Miliband's performance at Labour conference surprised people who had written him off as a poor communicator. That's because he shares with Margaret Thatcher the ability to improve through force of will. In her early period as Leader of the Opposition, she was dismissed as wobbly and unconvincing. But through trial and error, not to mention a bit of coaching, she found the style for which she later became famous. Miliband knows that political leadership is a craft that has to be worked at and talks admiringly in private about the effort Tony Blair put into perfecting the performance aspects of his job pre-1997. His own hard work is now paying off and he has found new confidence in his ability to project himself effectively on the national stage. The prime minister remains a formidable communicator, as anyone who saw his statements on the Bloody Sunday and Hillsborough reports knows. But the Cameron you see now is the finished article. Miliband will carry on improving.

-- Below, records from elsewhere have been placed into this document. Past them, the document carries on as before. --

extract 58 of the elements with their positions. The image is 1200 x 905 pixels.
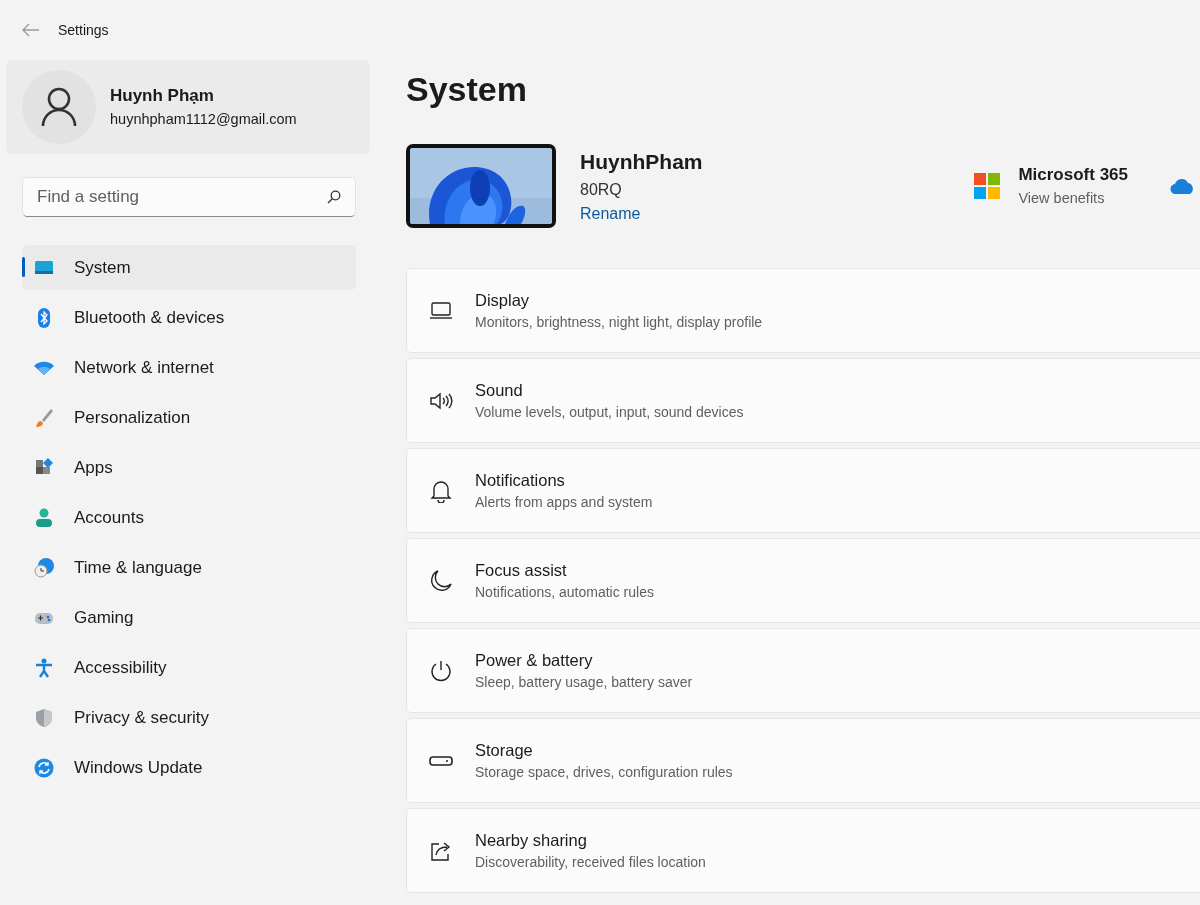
- setting-description: Monitors, brightness, night light, display profile: [475, 313, 763, 333]
- setting-card[interactable]: Sound Volume levels, output, input, sound devices: [406, 358, 1200, 443]
- sidebar-item[interactable]: System: [22, 245, 356, 290]
- sync-icon: [34, 757, 54, 778]
- sidebar-item[interactable]: Apps: [22, 445, 356, 490]
- setting-description: Discoverability, received files location: [475, 853, 706, 873]
- back-arrow-icon[interactable]: [22, 23, 40, 37]
- device-name: HuynhPham: [580, 149, 703, 176]
- account-name: Huynh Phạm: [110, 85, 215, 108]
- sidebar-item[interactable]: Network & internet: [22, 345, 356, 390]
- sidebar-item[interactable]: Accounts: [22, 495, 356, 540]
- setting-card[interactable]: Nearby sharing Discoverability, received files location: [406, 808, 1200, 893]
- sidebar-item[interactable]: Privacy & security: [22, 695, 356, 740]
- sidebar-item[interactable]: Accessibility: [22, 645, 356, 690]
- setting-title: Display: [475, 289, 531, 311]
- selection-indicator: [22, 257, 25, 277]
- shield-icon: [34, 707, 54, 728]
- setting-card[interactable]: Focus assist Notifications, automatic rules: [406, 538, 1200, 623]
- account-card[interactable]: Huynh Phạm huynhpham1112@gmail.com: [6, 60, 370, 154]
- promo-title[interactable]: Microsoft 365: [1018, 162, 1128, 188]
- sidebar-item[interactable]: Windows Update: [22, 745, 356, 790]
- page-title: System: [406, 72, 528, 106]
- sidebar-item[interactable]: Time & language: [22, 545, 356, 590]
- setting-title: Notifications: [475, 469, 566, 491]
- setting-card[interactable]: Power & battery Sleep, battery usage, battery saver: [406, 628, 1200, 713]
- clock-globe-icon: [34, 557, 54, 578]
- promo-subtitle: View benefits: [1018, 188, 1106, 208]
- setting-title: Sound: [475, 379, 524, 401]
- setting-title: Storage: [475, 739, 534, 761]
- window-title: Settings: [58, 20, 109, 40]
- moon-icon: [429, 568, 453, 593]
- setting-card[interactable]: Notifications Alerts from apps and system: [406, 448, 1200, 533]
- setting-card[interactable]: Storage Storage space, drives, configuration rules: [406, 718, 1200, 803]
- accessibility-icon: [34, 657, 54, 678]
- person-icon: [41, 87, 77, 127]
- sidebar-item[interactable]: Bluetooth & devices: [22, 295, 356, 340]
- paintbrush-icon: [34, 407, 54, 428]
- setting-description: Volume levels, output, input, sound devices: [475, 403, 744, 423]
- setting-title: Focus assist: [475, 559, 568, 581]
- sidebar-item[interactable]: Gaming: [22, 595, 356, 640]
- account-email: huynhpham1112@gmail.com: [110, 109, 297, 129]
- setting-card[interactable]: Display Monitors, brightness, night light, display profile: [406, 268, 1200, 353]
- setting-description: Sleep, battery usage, battery saver: [475, 673, 693, 693]
- setting-title: Nearby sharing: [475, 829, 588, 851]
- setting-description: Notifications, automatic rules: [475, 583, 654, 603]
- bell-icon: [429, 478, 453, 503]
- search-field[interactable]: Find a setting: [22, 177, 356, 217]
- setting-description: Alerts from apps and system: [475, 493, 653, 513]
- power-icon: [429, 658, 453, 683]
- cloud-icon[interactable]: [1170, 178, 1196, 194]
- sidebar-item[interactable]: Personalization: [22, 395, 356, 440]
- windows-logo-icon: [974, 173, 1001, 199]
- person-icon: [34, 507, 54, 528]
- setting-description: Storage space, drives, configuration rules: [475, 763, 733, 783]
- setting-title: Power & battery: [475, 649, 594, 671]
- search-icon: [327, 190, 341, 204]
- rename-link[interactable]: Rename: [580, 201, 703, 226]
- device-model: 80RQ: [580, 179, 623, 200]
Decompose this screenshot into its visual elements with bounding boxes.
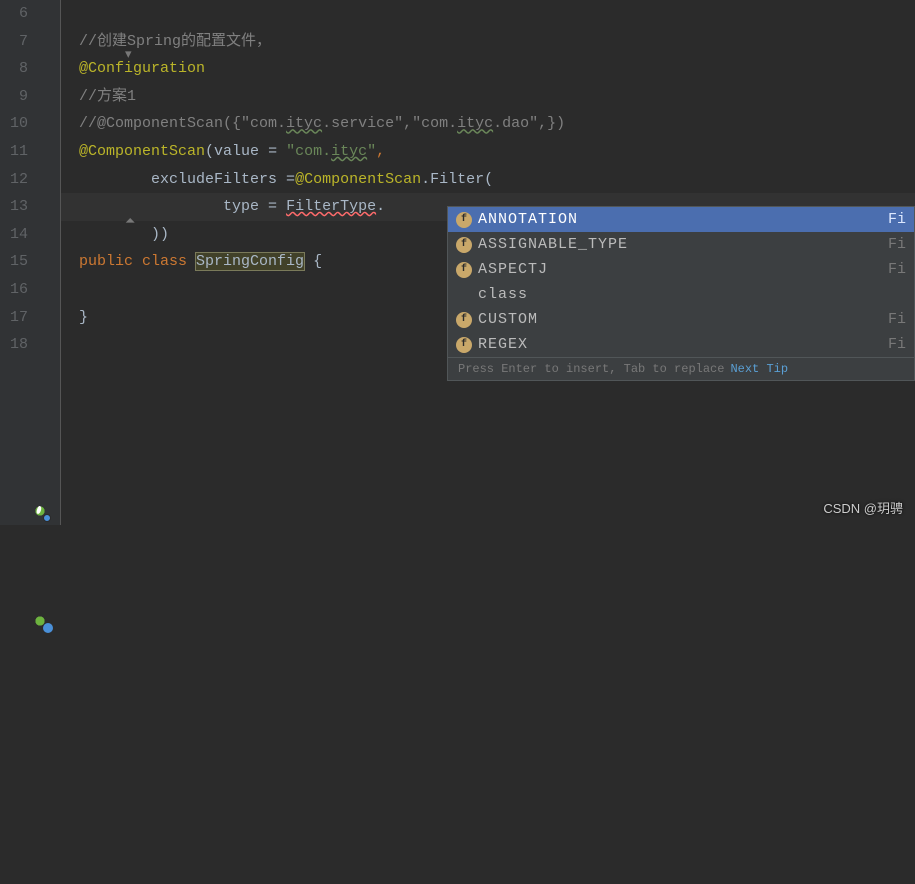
autocomplete-label: REGEX xyxy=(478,336,888,353)
gutter: 6 7 8 9 10 11 12 13 14 15 16 17 18 xyxy=(0,0,60,525)
field-icon: f xyxy=(456,312,472,328)
autocomplete-item[interactable]: f CUSTOM Fi xyxy=(448,307,914,332)
code-line: excludeFilters =@ComponentScan.Filter( xyxy=(79,166,915,194)
line-number: 18 xyxy=(0,331,28,359)
autocomplete-label: ASSIGNABLE_TYPE xyxy=(478,236,888,253)
autocomplete-item[interactable]: f ANNOTATION Fi xyxy=(448,207,914,232)
autocomplete-type: Fi xyxy=(888,261,906,278)
watermark: CSDN @玥骋 xyxy=(823,498,903,517)
line-number: 12 xyxy=(0,166,28,194)
line-number: 9 xyxy=(0,83,28,111)
empty-icon xyxy=(456,287,472,303)
line-number: 16 xyxy=(0,276,28,304)
line-number: 17 xyxy=(0,304,28,332)
line-number: 8 xyxy=(0,55,28,83)
autocomplete-type: Fi xyxy=(888,336,906,353)
autocomplete-footer: Press Enter to insert, Tab to replace Ne… xyxy=(448,357,914,380)
line-number: 6 xyxy=(0,0,28,28)
autocomplete-type: Fi xyxy=(888,311,906,328)
autocomplete-item[interactable]: f ASSIGNABLE_TYPE Fi xyxy=(448,232,914,257)
code-editor: 6 7 8 9 10 11 12 13 14 15 16 17 18 ▾ ⏶ xyxy=(0,0,915,525)
code-line: //方案1 xyxy=(79,83,915,111)
fold-arrow-icon[interactable]: ▾ xyxy=(125,47,132,62)
code-line: @ComponentScan(value = "com.ityc", xyxy=(79,138,915,166)
code-line: //@ComponentScan({"com.ityc.service","co… xyxy=(79,110,915,138)
line-number: 7 xyxy=(0,28,28,56)
spring-config-icon[interactable] xyxy=(32,613,48,629)
autocomplete-label: CUSTOM xyxy=(478,311,888,328)
autocomplete-type: Fi xyxy=(888,236,906,253)
field-icon: f xyxy=(456,212,472,228)
line-number: 10 xyxy=(0,110,28,138)
code-line xyxy=(79,0,915,28)
spring-bean-icon[interactable] xyxy=(32,503,48,519)
autocomplete-label: ASPECTJ xyxy=(478,261,888,278)
autocomplete-item[interactable]: f ASPECTJ Fi xyxy=(448,257,914,282)
line-numbers: 6 7 8 9 10 11 12 13 14 15 16 17 18 xyxy=(0,0,36,359)
code-line: //创建Spring的配置文件， xyxy=(79,28,915,56)
autocomplete-label: class xyxy=(478,286,906,303)
autocomplete-popup: f ANNOTATION Fi f ASSIGNABLE_TYPE Fi f A… xyxy=(447,206,915,381)
autocomplete-type: Fi xyxy=(888,211,906,228)
java-badge-icon xyxy=(43,623,53,633)
line-number: 11 xyxy=(0,138,28,166)
line-number: 14 xyxy=(0,221,28,249)
autocomplete-hint: Press Enter to insert, Tab to replace xyxy=(458,362,724,376)
field-icon: f xyxy=(456,262,472,278)
autocomplete-label: ANNOTATION xyxy=(478,211,888,228)
warning-icon[interactable]: ⏶ xyxy=(125,214,135,229)
line-number: 15 xyxy=(0,248,28,276)
autocomplete-item[interactable]: f REGEX Fi xyxy=(448,332,914,357)
magnify-badge-icon xyxy=(43,514,51,522)
field-icon: f xyxy=(456,337,472,353)
line-number: 13 xyxy=(0,193,28,221)
code-line: @Configuration xyxy=(79,55,915,83)
field-icon: f xyxy=(456,237,472,253)
code-area[interactable]: ▾ ⏶ //创建Spring的配置文件， @Configuration //方案… xyxy=(60,0,915,525)
next-tip-link[interactable]: Next Tip xyxy=(730,362,788,376)
autocomplete-item[interactable]: class xyxy=(448,282,914,307)
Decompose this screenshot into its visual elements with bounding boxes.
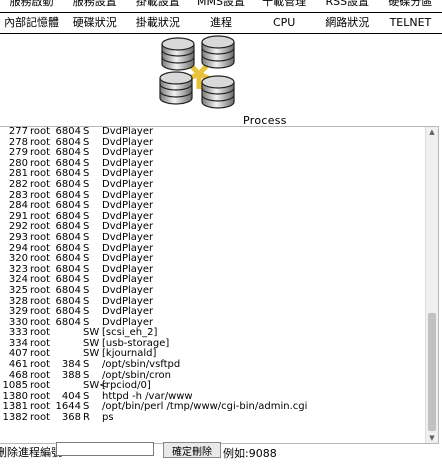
nav-main-link-2[interactable]: 掛載狀況 [126, 13, 189, 33]
process-vsz: 388 [61, 369, 81, 381]
process-pid: 277 [8, 126, 28, 137]
process-row: 468 root 388 S/opt/sbin/cron [0, 369, 424, 382]
vertical-scrollbar[interactable]: ▲ ▼ [425, 127, 438, 443]
process-cmd: DvdPlayer [102, 231, 154, 243]
nav-main-link-3[interactable]: 進程 [189, 13, 252, 33]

6. Miliband has united his party.

Cameron clearly wants to contest the next election on the centre ground, but his party shows no sign of being willing to let him. Conservative backbenchers remain deeply unhappy, convinced that Cameron's weakness and Liberal Democrat treachery are all that stand between them and their ability to sweep the country on a tough and uncompromising right-wing platform. They find it almost impossible to disguise their yearning to replace Cameron with Boris Johnson. Miliband, by contrast, no longer has a serious rival for the Labour leadership. The success of his Manchester speech certainly helped, but his ability to manage the party behind the scenes is the under-appreciated success of his leadership so far. By patiently winning over colleagues in private and impressing the rank and file in public, he has created a united party over which he now has a free hand.

The only downside is that even his enemies can't fail to have noticed that the game has changed. The ranks of the Don't Underestimate Ed Miliband Association are swelling and things can only get tougher.